Preah Khan is located at the northern edge of Angkor Archeological Park on the exact site where King Jayavarman VII defeated the occupying forces of the Cham Empire in 1181.

Preah Khan has a rectangular shape and occupies an area of 138 acres. Its boundaries are protected by a moat and fortified walls. There are four gates that allow entry into the temple complex, each located in one of the cardinal points and each with a causeway over the moat. The main entrance is the eastern one, where there are the ruins of a small landing stage for boats, and two lions standing guard. To the east of Preah Khan lies the Jayatataka Baray, the last of the man-made reservoirs to be built in Angkor.

The temple is flat in design, with a basic plan of 4 successive rectangular enclosures.

The complex consists of four enclosures: 

  • The outermost enclosure was filled with wooden houses and huts were common people lived.
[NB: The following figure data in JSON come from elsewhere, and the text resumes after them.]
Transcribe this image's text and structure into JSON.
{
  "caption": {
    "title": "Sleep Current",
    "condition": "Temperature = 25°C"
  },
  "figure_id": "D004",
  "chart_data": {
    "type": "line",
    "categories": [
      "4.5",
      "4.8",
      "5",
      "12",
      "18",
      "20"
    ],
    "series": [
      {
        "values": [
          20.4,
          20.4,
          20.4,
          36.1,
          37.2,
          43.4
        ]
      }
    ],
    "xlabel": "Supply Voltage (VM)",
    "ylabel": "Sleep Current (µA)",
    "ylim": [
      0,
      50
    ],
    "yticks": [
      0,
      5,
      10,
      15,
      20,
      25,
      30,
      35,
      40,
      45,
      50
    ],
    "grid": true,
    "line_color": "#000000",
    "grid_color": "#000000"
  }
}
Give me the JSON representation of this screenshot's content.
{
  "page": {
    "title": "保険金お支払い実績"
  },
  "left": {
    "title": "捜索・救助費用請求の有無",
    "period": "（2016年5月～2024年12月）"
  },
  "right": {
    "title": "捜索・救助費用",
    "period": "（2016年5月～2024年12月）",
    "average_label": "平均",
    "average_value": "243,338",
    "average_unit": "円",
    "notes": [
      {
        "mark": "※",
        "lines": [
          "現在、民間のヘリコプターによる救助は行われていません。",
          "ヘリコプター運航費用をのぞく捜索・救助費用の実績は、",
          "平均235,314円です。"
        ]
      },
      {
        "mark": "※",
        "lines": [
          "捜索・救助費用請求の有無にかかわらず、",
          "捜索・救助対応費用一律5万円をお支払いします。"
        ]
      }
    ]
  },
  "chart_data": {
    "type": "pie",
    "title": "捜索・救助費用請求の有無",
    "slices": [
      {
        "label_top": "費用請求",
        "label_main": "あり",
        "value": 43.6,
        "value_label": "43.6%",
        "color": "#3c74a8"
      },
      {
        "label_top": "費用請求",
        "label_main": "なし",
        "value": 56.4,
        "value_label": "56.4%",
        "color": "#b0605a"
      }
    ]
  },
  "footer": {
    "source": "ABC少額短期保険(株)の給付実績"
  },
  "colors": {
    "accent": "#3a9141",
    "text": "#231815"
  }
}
However, the wooden structures have long gone.
  • Similar to Ta Prohm and Banteay Kdei, Preah Khan has a Hall of Dancers. This is located within the third enclosure.
  • The second enclosure is very narrow and contains six sanctuary building on the eastern side of the temple.
  • The first enclosure, also called the inner sanctuary (or main sanctuary), is the most sacred part of the temple. It is decorated with a wide range of Buddha’s images all through the walls, tombs and chapels.

As King Jayavarman VII was a devout Buddhist, Preah Khan was built as a Buddhist temple. Nevertheless, after his death most depictions of Buddha have been destroyed or changed into praying Hindu figures over the next decades.  

Just like most other temples in Angkor, it’s believed that Preah Khan was deserted at some point in the 16th century. The temple was eventually rediscovered by French explorers in the late 19th century but it wasn’t until the late 1920s that the area was initially cleared. Some restoration work was carried out in 1939, but this was interrupted by the Japanese invasion during the Second World War and later by the Khmer Rouge Period.

However, since 1991, Preah Khan has been undergoing a restoration and maintenance project. The project is managed by the World Monuments Fund and was the first of its kind after the end of Cambodia’s devastating civil war.